I decided to use that outline as a jumping off point for the presentation.  Of course, I wanted to find a way to bring using the internet into the presentation but, from experience, I know that not all organizations wish to learn only about opportunities for leveraging the internet for marketing.

The initial part of my presentation was an explanation of the intended outcomes for each of those three strategic areas.  I peppered my presentation with examples from my work at both New Repertory Theatre and the American Repertory Theatre.

Overall, my emphasis was that an organization must have a measurable audience development goal and a mission-driven strategic marketing plan to reach the goal.  Each specific marketing or audience development tactic contributes parts of the overall goal to increase participation.

Whenever I make a presentation to a smaller group like Museums of Boston (we were all around a long table) I tend to let the group participate and shape part of the presentation.  As part of that goal, I offered to talk about utilizing the internet for audience development and outreach.  The group was definitely interested utilizing web technology to build audiences and one member was particularly interested in the Mike Daisey incident at the American Repertory Theatre.  If you’re not familiar with the incident, read Mike’s post on the American Repertory Theatre’s blog and watch the video, too.

I used the Mike Daisey incident to reinforce that marketing on the internet isn’t a case of when something catches fire, it will obviously lead to ticket sales.  It also isn’t a case that something that has great exposure (the video has been viewed 150,000 times) necessarily transforms to the people who watch it acting in any other way than just watching the video. The video was a great spectacle.  Audience members weren’t compelled to attend a performance because the interruption that made the event so memorable wasn’t necessarily going to happen again.  What was interesting to people and why they watched it was that the performance was disrupted as opposed to the performance itself.  What was lost in our distribution was that Mike Daisey is a wonderful performer and, even without the rude disruption by the school, he is definitely worth seeing.

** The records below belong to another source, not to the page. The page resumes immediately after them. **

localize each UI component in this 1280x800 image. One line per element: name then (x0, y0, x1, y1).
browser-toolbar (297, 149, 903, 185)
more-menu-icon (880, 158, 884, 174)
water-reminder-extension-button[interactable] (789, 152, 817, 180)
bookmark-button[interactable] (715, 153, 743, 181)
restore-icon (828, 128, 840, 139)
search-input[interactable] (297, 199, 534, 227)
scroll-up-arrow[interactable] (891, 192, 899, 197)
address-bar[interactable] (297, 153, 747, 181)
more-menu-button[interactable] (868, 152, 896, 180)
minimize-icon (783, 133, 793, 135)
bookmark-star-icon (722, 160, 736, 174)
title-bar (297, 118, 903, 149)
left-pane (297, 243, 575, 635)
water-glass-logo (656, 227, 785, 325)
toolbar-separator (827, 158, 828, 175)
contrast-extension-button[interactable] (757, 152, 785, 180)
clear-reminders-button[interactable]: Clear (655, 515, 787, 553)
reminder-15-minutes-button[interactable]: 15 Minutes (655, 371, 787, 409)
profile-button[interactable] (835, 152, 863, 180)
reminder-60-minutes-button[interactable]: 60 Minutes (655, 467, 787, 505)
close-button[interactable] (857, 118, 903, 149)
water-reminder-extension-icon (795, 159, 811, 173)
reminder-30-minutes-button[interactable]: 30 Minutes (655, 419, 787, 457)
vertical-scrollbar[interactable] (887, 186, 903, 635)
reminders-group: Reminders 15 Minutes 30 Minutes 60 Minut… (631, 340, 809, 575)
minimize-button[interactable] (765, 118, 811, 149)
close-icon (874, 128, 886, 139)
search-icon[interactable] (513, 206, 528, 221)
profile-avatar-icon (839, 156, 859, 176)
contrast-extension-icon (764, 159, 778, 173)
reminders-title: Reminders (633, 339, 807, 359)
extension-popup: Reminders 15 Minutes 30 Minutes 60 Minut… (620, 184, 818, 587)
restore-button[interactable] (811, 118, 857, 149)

Museums of Boston allowed me to stay and attend their meeting and take a brief tour of the Garden in the Woods.  During their general meeting, I was pleased to listen to a lively discussion about whether the Museums of Boston website was showing up as an referring site in each individual organization’s Google Analytics reports.  A discussion of the importance of knowing where your traffic is coming from showed that the members there were already looking for ways to increase the traffic to their sites.  In the arts community, these kinds of discussions and information sharing opportunities are necessary. and they don’t happen enough.

Thank you to Museums of Boston and especially to Barbara Levitov, Marketing Manager at the Davis Museum and Cultural Center at Wellesley College for inviting me to be the featured speaker at their September meeting.